The duty of reasonable care involves a responsibility to make the store, home, or other property reasonably safe. Furthermore, the owner must conduct frequent safety inspections.
A few states have eliminated this three-part classification systems. But most states employ some variation of this common-law classification system.
Knowledge of Hazard
If a theoretical legal responsibility is the beginning of a claim for damages, knowledge of the hazard is usually the end. Victims must prove actual knowledge or constructive knowledge (should have known) by a preponderance of the evidence (more likely than not).
A preponderance of the evidence is the lowest standard of proof in Pennsylvania law. This same standard of evidence usually applies in other states as well.
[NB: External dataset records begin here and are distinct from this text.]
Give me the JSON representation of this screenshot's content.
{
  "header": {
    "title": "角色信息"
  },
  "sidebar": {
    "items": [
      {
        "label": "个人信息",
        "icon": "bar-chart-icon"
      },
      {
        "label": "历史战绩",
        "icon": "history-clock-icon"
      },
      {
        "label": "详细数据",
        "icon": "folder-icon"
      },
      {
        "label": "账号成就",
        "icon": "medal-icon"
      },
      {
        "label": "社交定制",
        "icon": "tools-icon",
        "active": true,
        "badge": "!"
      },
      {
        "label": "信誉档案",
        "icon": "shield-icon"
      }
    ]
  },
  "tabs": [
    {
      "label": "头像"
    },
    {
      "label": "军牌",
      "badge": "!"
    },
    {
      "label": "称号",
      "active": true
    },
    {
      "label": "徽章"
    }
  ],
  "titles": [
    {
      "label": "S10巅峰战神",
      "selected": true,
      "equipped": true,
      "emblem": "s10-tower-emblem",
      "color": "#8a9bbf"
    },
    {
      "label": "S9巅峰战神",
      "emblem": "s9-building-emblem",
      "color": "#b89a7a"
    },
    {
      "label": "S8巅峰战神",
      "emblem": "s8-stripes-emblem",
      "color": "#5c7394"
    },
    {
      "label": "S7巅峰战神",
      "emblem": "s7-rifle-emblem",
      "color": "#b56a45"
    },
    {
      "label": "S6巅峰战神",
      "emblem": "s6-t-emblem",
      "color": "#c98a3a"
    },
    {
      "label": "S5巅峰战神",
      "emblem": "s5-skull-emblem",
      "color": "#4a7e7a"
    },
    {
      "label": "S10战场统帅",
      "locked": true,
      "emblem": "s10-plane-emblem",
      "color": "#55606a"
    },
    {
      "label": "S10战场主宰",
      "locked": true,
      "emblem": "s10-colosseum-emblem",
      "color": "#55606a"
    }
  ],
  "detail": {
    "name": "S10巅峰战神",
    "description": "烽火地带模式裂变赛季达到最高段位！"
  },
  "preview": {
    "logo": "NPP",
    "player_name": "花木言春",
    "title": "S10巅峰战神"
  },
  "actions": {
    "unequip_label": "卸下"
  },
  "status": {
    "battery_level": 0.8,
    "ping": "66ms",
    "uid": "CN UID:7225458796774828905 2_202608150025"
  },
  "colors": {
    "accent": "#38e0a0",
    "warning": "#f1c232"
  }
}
Actual knowledge claims are rather straightforward. Someone must tell the owner, or owner’s employee, about the fall hazard. These smoking guns, like restroom cleaning reports, are somewhat rare.
Much more commonly, a Philadelphia personal injury attorney must use the time-notice rule to establish constructive knowledge. To unpack all this stuff, let’s look at an example.
Assume Phillip is in a grocery store’s produce section. He slips and falls on a piece of lettuce. If the lettuce is crisp and wet, it probably just fell on the floor (time), so more likely than not, an employee didn’t know it was there (notice). But if the piece of lettuce was dry and wilted, the opposite is most likely true, so the owner could be liable for Phillip’s damages.
These damages do not punish the owner for the fall. After all, the fall hazard was a mistake. But we are all responsible for the mistakes we make, and in this context, that responsibility includes paying compensation for damages.